What if Michael Faraday Used Machine Learning?
One of the most transformative scientific discoveries of the 19th century is the development of “lines of forces” in electromagnetism. It was widely believed that electricity and magnetism, originally modeled after gravity, acted instantaneously across a distance through a “fluid.” Electrical forces required an electrical fluid; magnetic forces required a magnetic fluid!
The experimental data was very compelling and fit well into equations developed by the leading scientists of the era including Charles-Augustinde Coulomb, André Marie Ampère, and Hans Christian Oersted, whose names are affixed to fundamental units of electromagnetic properties. It seemed that theory, models and data were axiomatic. But were they?

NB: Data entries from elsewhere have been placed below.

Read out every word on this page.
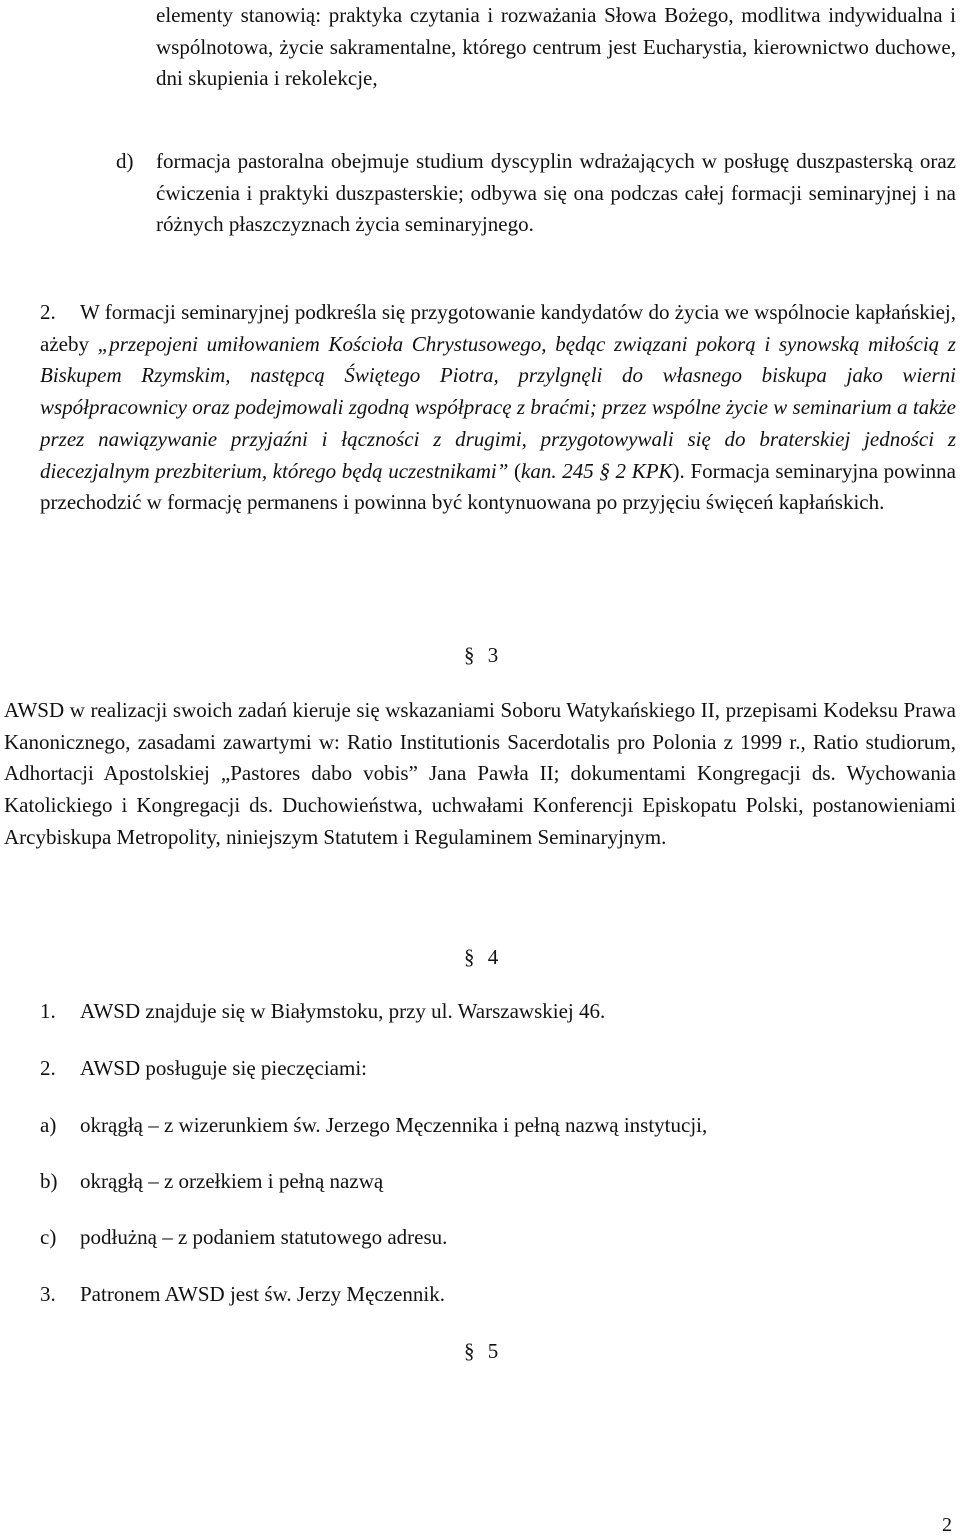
elementy stanowią: praktyka czytania i rozważania Słowa Bożego, modlitwa indywidualna i wspólnotowa, życie sakramentalne, którego centrum jest Eucharystia, kierownictwo duchowe, dni skupienia i rekolekcje,

d)	formacja pastoralna obejmuje studium dyscyplin wdrażających w posługę duszpasterską oraz ćwiczenia i praktyki duszpasterskie; odbywa się ona podczas całej formacji seminaryjnej i na różnych płaszczyznach życia seminaryjnego.
2.	W formacji seminaryjnej podkreśla się przygotowanie kandydatów do życia we wspólnocie kapłańskiej, ażeby „przepojeni umiłowaniem Kościoła Chrystusowego, będąc związani pokorą i synowską miłością z Biskupem Rzymskim, następcą Świętego Piotra, przylgnęli do własnego biskupa jako wierni współpracownicy oraz podejmowali zgodną współpracę z braćmi; przez wspólne życie w seminarium a także przez nawiązywanie przyjaźni i łączności z drugimi, przygotowywali się do braterskiej jedności z diecezjalnym prezbiterium, którego będą uczestnikami” (kan. 245 § 2 KPK). Formacja seminaryjna powinna przechodzić w formację permanens i powinna być kontynuowana po przyjęciu święceń kapłańskich.
§ 3

AWSD w realizacji swoich zadań kieruje się wskazaniami Soboru Watykańskiego II, przepisami Kodeksu Prawa Kanonicznego, zasadami zawartymi w: Ratio Institutionis Sacerdotalis pro Polonia z 1999 r., Ratio studiorum, Adhortacji Apostolskiej „Pastores dabo vobis” Jana Pawła II; dokumentami Kongregacji ds. Wychowania Katolickiego i Kongregacji ds. Duchowieństwa, uchwałami Konferencji Episkopatu Polski, postanowieniami Arcybiskupa Metropolity, niniejszym Statutem i Regulaminem Seminaryjnym.

§ 4
1. AWSD znajduje się w Białymstoku, przy ul. Warszawskiej 46.
2. AWSD posługuje się pieczęciami:
a) okrągłą – z wizerunkiem św. Jerzego Męczennika i pełną nazwą instytucji,
b) okrągłą – z orzełkiem i pełną nazwą
c) podłużną – z podaniem statutowego adresu.
3. Patronem AWSD jest św. Jerzy Męczennik.
§ 5
2
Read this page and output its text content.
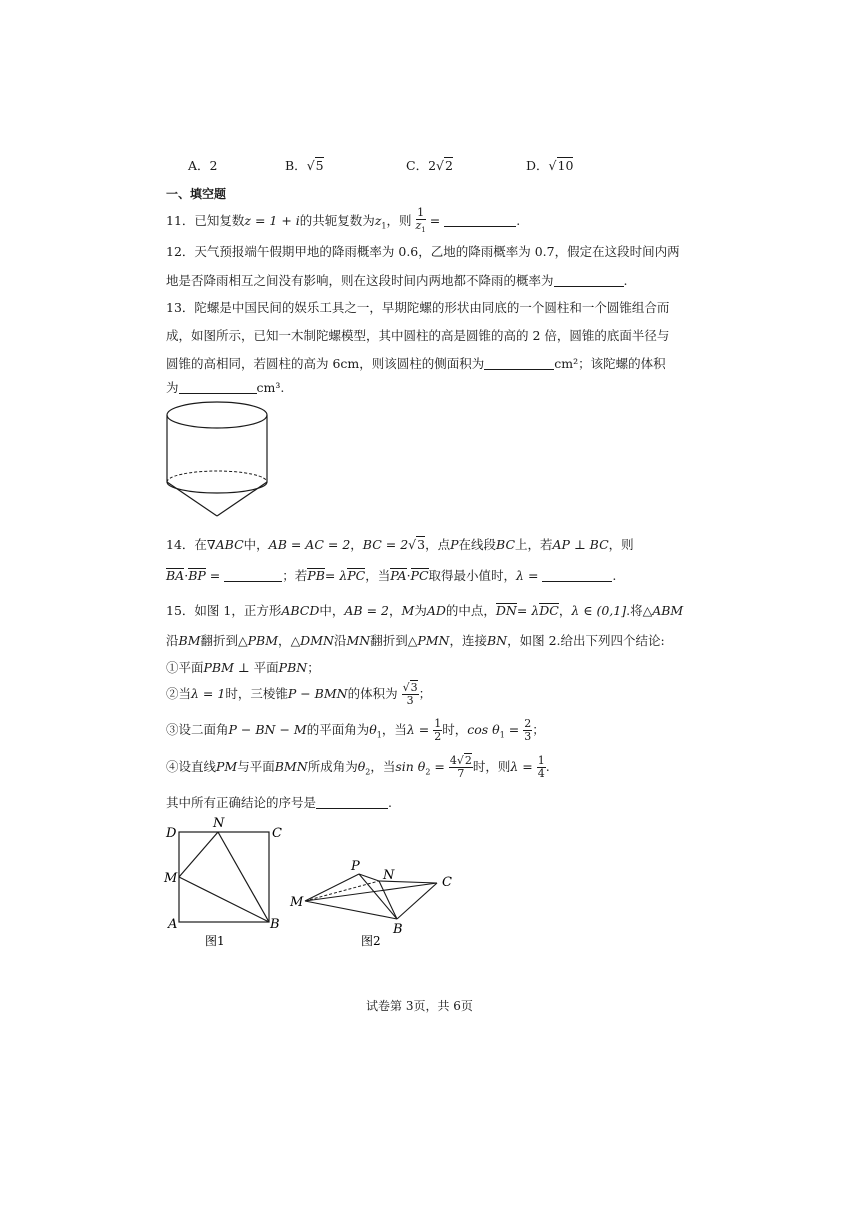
A．2	B．√5	C．2√2	D．√10
一、填空题
11．已知复数z = 1 + i的共轭复数为$z_1$，则 $\frac{1}{z_1}$ =	.
12．天气预报端午假期甲地的降雨概率为 0.6，乙地的降雨概率为 0.7，假定在这段时间内两
地是否降雨相互之间没有影响，则在这段时间内两地都不降雨的概率为	.
13．陀螺是中国民间的娱乐工具之一，早期陀螺的形状由同底的一个圆柱和一个圆锥组合而
成，如图所示，已知一木制陀螺模型，其中圆柱的高是圆锥的高的 2 倍，圆锥的底面半径与
圆锥的高相同，若圆柱的高为 6cm，则该圆柱的侧面积为	cm²；该陀螺的体积
为	cm³.
14．在∇ABC中，AB = AC = 2，BC = 2√3，点P在线段BC上，若AP ⊥ BC，则
BA·BP =	；若PB= λPC，当PA·PC取得最小值时，λ =	.
15．如图 1，正方形ABCD中，AB = 2，M为AD的中点，DN= λDC，λ ∈ (0,1].将△ABM
沿BM翻折到△PBM，△DMN沿MN翻折到△PMN，连接BN，如图 2.给出下列四个结论:
①平面PBM ⊥ 平面PBN；
②当λ = 1时，三棱锥P − BMN的体积为 $\frac{√3}{3}$ ；
③设二面角P − BN − M的平面角为$\theta_1$，当$\lambda = \frac{1}{2}$ 时，$\cos \theta_1 = \frac{2}{3}$ ；
④设直线PM与平面BMN所成角为$\theta_2$，当$\sin \theta_2 = \frac{4√2}{7}$ 时，则$\lambda = \frac{1}{4}$ .
其中所有正确结论的序号是	.
D
N
C
M
A	B
图1
P
N	C
M
B
图2
试卷第 3页，共 6页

To Michael Faraday who was not skilled in mathematics and was an outsider to the Newtonian school, the explanations seemed intuitively wrong. Faraday, a prolific experimentalist, proceeded over the course of over thirty years to experiment with both electricity and magnetism. He demonstrated magnetic lines of forces by sprinkling iron filings on paper over a magnet. His intuition and insights led to the discovery of several principles of electrical engineering and electrochemistry, including electric induction, electrolysis and many others. It was James Clerk Maxwell, decades later as the consummate mathematician, who studied Faraday’s meticulously written papers to formulate his four eponymous equations, and in the process rewrote the classical theory of electromagnetism.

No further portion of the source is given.